Finkbeiner, R-Kirkland, was elected to the state House in 1992 and to the Senate in 1994. He served as the Senate majority leader in 2004 when the Republicans controlled the Senate. Democrats regained control the next session. Finkbeiner resigned as the leader of his caucus late last year.
Finkbeiner said he is leaving the Legislature to spend more time with his family, and on other pursuits. He works as a property manager and is earning a master's degree in business administration at the University of Washington.
"I enjoy the people and the issues, but I've been doing it for 14 years and I'm at the point in my life where I'm getting a little older," said Finkbeiner, 36. "It's time for me to try something new."
Senate Majority Leader Lisa Brown, D-Spokane, said she is sorry to see Finkbeiner leave, but noted it creates an opportunity for Democrats to take his seat. Her party holds a 26-23 majority in the Senate. It wants to increase it this election.
"That's a district that Democrats have won and could win," Brown said. Democratic candidate Eric Oemig of Kirkland is already running for Finkbeiner's seat, she said, "and there may be another one."
District 45 is considered a swing district. Although 53 percent of the district voters went for GOP gubernatorial candidate Dino Rossi in the 2004 election, an equal proportion voted for Democratic presidential candidate John Kerry.
Senate Republican Leader Mike Hewitt, R-Walla Walla, said he is confident of retaining the seat, although he noted: "It's a defensive [election] cycle for us. There's no secret about it. My goal is to maintain everything I have this year."

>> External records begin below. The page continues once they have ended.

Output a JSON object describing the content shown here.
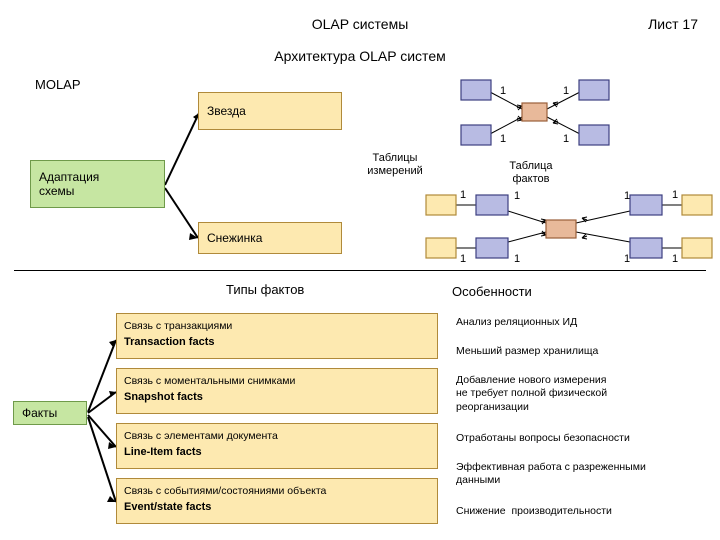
{
  "header": {
    "title": "OLAP системы",
    "sheet": "Лист 17",
    "subtitle": "Архитектура OLAP систем"
  },
  "captions": {
    "molap": "MOLAP",
    "dimension_tables": "Таблицы\nизмерений",
    "fact_table": "Таблица\nфактов",
    "fact_types": "Типы фактов",
    "features": "Особенности"
  },
  "schema_boxes": {
    "star": "Звезда",
    "adaptation": "Адаптация\nсхемы",
    "snowflake": "Снежинка",
    "facts": "Факты"
  },
  "fact_types": [
    {
      "ru": "Связь с транзакциями",
      "en": "Transaction facts"
    },
    {
      "ru": "Связь с моментальными снимками",
      "en": "Snapshot facts"
    },
    {
      "ru": "Связь с элементами документа",
      "en": "Line-Item facts"
    },
    {
      "ru": "Связь с событиями/состояниями объекта",
      "en": "Event/state facts"
    }
  ],
  "features": [
    "Анализ реляционных ИД",
    "Меньший размер хранилища",
    "Добавление нового измерения\nне требует полной физической\nреорганизации",
    "Отработаны вопросы безопасности",
    "Эффективная работа с разреженными\nданными",
    "Снижение  производительности"
  ],
  "diagram_labels": {
    "one": "1",
    "many": "*"
  },
  "colors": {
    "yellow_fill": "#fde9b0",
    "yellow_border": "#b08a3a",
    "green_fill": "#c6e6a2",
    "green_border": "#6f9a4a",
    "blue_fill": "#b8bbe3",
    "blue_border": "#3c3f80",
    "salmon_fill": "#e8b99a",
    "salmon_border": "#9a5f3a",
    "line": "#000000"
  },
  "star_schema": {
    "center": "fact-table",
    "dimensions": 4,
    "cardinalities": [
      "1",
      "1",
      "1",
      "1"
    ],
    "multiplicities": [
      "*",
      "*",
      "*",
      "*"
    ]
  },
  "snowflake_schema": {
    "center": "fact-table",
    "dimensions": 4,
    "outriggers": 4,
    "cardinalities": [
      "1",
      "1",
      "1",
      "1",
      "1",
      "1",
      "1",
      "1"
    ],
    "multiplicities": [
      "*",
      "*",
      "*",
      "*",
      "*",
      "*",
      "*",
      "*"
    ]
  }
}
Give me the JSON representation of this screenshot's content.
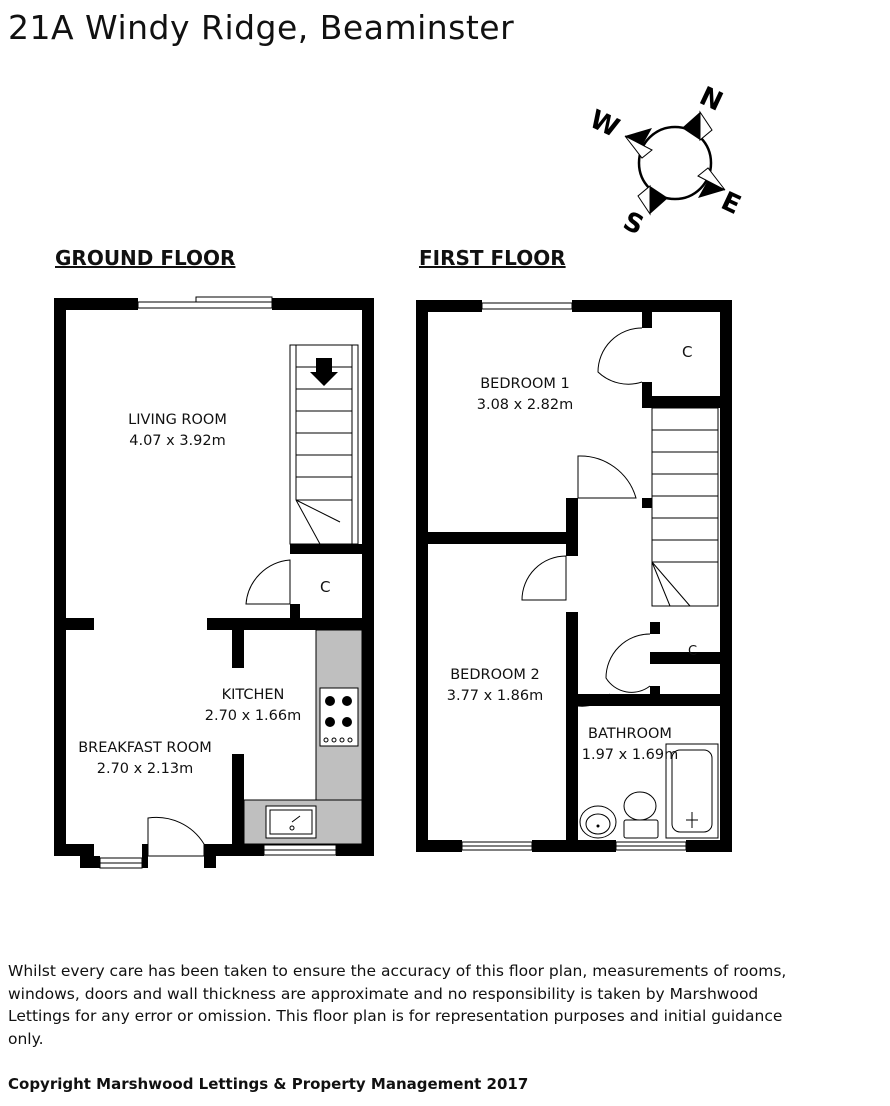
{
  "title": "21A Windy Ridge, Beaminster",
  "compass": {
    "n": "N",
    "e": "E",
    "s": "S",
    "w": "W"
  },
  "ground_floor": {
    "heading": "GROUND FLOOR",
    "living_room": {
      "name": "LIVING ROOM",
      "size": "4.07 x 3.92m"
    },
    "cupboard": "C",
    "kitchen": {
      "name": "KITCHEN",
      "size": "2.70 x 1.66m"
    },
    "breakfast_room": {
      "name": "BREAKFAST ROOM",
      "size": "2.70 x 2.13m"
    }
  },
  "first_floor": {
    "heading": "FIRST FLOOR",
    "bedroom1": {
      "name": "BEDROOM 1",
      "size": "3.08 x 2.82m"
    },
    "cupboard": "C",
    "cupboard2": "C",
    "bedroom2": {
      "name": "BEDROOM 2",
      "size": "3.77 x 1.86m"
    },
    "bathroom": {
      "name": "BATHROOM",
      "size": "1.97 x 1.69m"
    }
  },
  "disclaimer": "Whilst every care has been taken to ensure the accuracy of this floor plan, measurements of rooms, windows, doors and wall thickness are approximate and no responsibility is taken by Marshwood Lettings for any error or omission.  This floor plan is for representation purposes and initial guidance only.",
  "copyright": "Copyright Marshwood Lettings & Property Management 2017",
  "colors": {
    "wall": "#000000",
    "worktop": "#bfbfbf"
  }
}
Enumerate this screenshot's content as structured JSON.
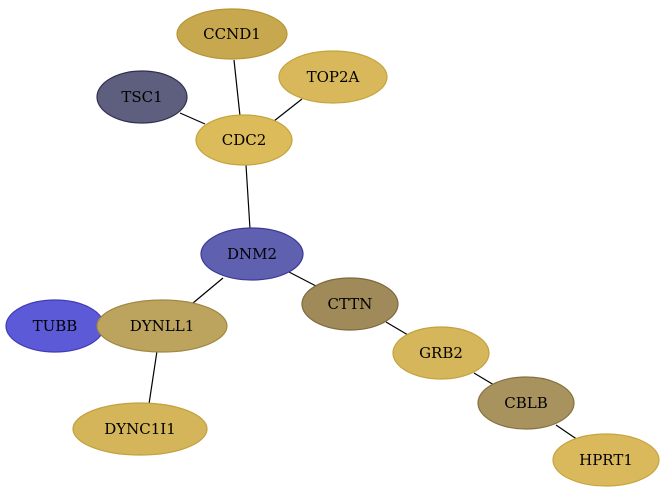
{
  "nodes": [
    {
      "id": "CCND1",
      "label": "CCND1",
      "fill": "#c8a84e",
      "stroke": "#b59535"
    },
    {
      "id": "TOP2A",
      "label": "TOP2A",
      "fill": "#d8b85a",
      "stroke": "#c5a33d"
    },
    {
      "id": "TSC1",
      "label": "TSC1",
      "fill": "#5e5e7e",
      "stroke": "#2f2f52"
    },
    {
      "id": "CDC2",
      "label": "CDC2",
      "fill": "#dbbb5a",
      "stroke": "#c6a43e"
    },
    {
      "id": "DNM2",
      "label": "DNM2",
      "fill": "#6060b0",
      "stroke": "#3a3a96"
    },
    {
      "id": "CTTN",
      "label": "CTTN",
      "fill": "#a08a5a",
      "stroke": "#7d693c"
    },
    {
      "id": "TUBB",
      "label": "TUBB",
      "fill": "#5d5ad8",
      "stroke": "#3e3ab8"
    },
    {
      "id": "DYNLL1",
      "label": "DYNLL1",
      "fill": "#bca35e",
      "stroke": "#a08845"
    },
    {
      "id": "GRB2",
      "label": "GRB2",
      "fill": "#d6b65a",
      "stroke": "#c4a13f"
    },
    {
      "id": "DYNC1I1",
      "label": "DYNC1I1",
      "fill": "#d4b55a",
      "stroke": "#c3a03e"
    },
    {
      "id": "CBLB",
      "label": "CBLB",
      "fill": "#a8925e",
      "stroke": "#86703f"
    },
    {
      "id": "HPRT1",
      "label": "HPRT1",
      "fill": "#dab95c",
      "stroke": "#c8a43f"
    }
  ],
  "edges": [
    {
      "source": "CCND1",
      "target": "CDC2"
    },
    {
      "source": "TOP2A",
      "target": "CDC2"
    },
    {
      "source": "TSC1",
      "target": "CDC2"
    },
    {
      "source": "CDC2",
      "target": "DNM2"
    },
    {
      "source": "DNM2",
      "target": "DYNLL1"
    },
    {
      "source": "DNM2",
      "target": "CTTN"
    },
    {
      "source": "DYNLL1",
      "target": "DYNC1I1"
    },
    {
      "source": "CTTN",
      "target": "GRB2"
    },
    {
      "source": "GRB2",
      "target": "CBLB"
    },
    {
      "source": "CBLB",
      "target": "HPRT1"
    }
  ]
}
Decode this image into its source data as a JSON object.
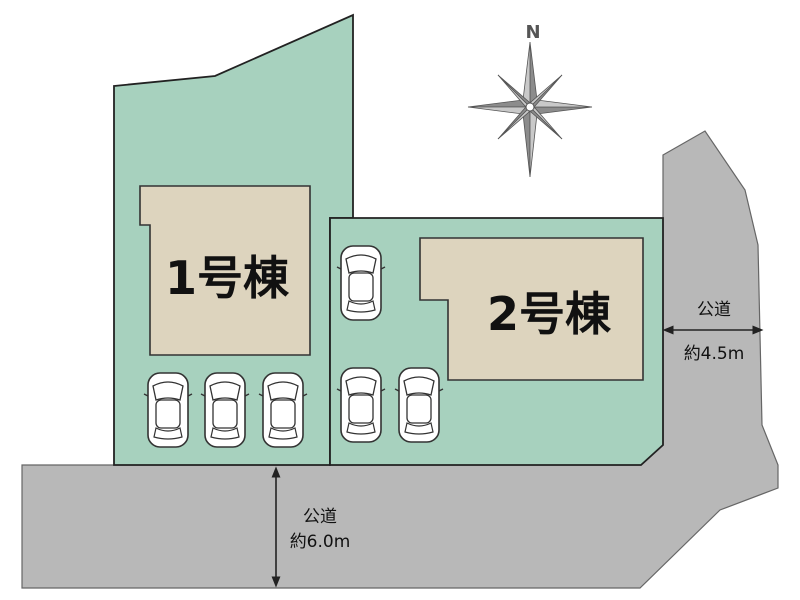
{
  "colors": {
    "lot": "#a7d1be",
    "building": "#ddd4be",
    "road": "#b8b8b8",
    "outline": "#222222",
    "car_body": "#ffffff",
    "compass": "#8c8c8c"
  },
  "compass": {
    "north_label": "N",
    "icon": "compass-rose-icon"
  },
  "buildings": [
    {
      "label": "1号棟"
    },
    {
      "label": "2号棟"
    }
  ],
  "roads": {
    "south": {
      "name": "公道",
      "width": "約6.0m"
    },
    "east": {
      "name": "公道",
      "width": "約4.5m"
    }
  },
  "parking": {
    "lot1_spaces": 3,
    "lot2_spaces": 3
  }
}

Hewitt said he didn't try to talk Finkbeiner out of his decision. "When someone says their priority is their family, it's pretty self-serving to try and talk them into staying for other reasons," Hewitt said.
Nixon said that after Finkbeiner voted for House Bill 2661, which bans discrimination against gays and lesbians, people urged him to run against Finkbeiner in the Republican primary this year. Nixon said that he refused, but that he told people he would run if Finkbeiner decided to leave the Legislature.
Finkbeiner said his vote on the bill did not play into his decision to leave the Senate.
"I was really reinforced that I did the right thing after talking to folks since I took that vote. I got a lot more positive feedback than I got negative," he said. "It was a vote I feel good about."
Democrats spent almost 30 years pushing the gay-rights measure but were repeatedly blocked by Senate Republicans. Finkbeiner's decision this year to back the measure gave Democrats the cushion they needed to pass it into law.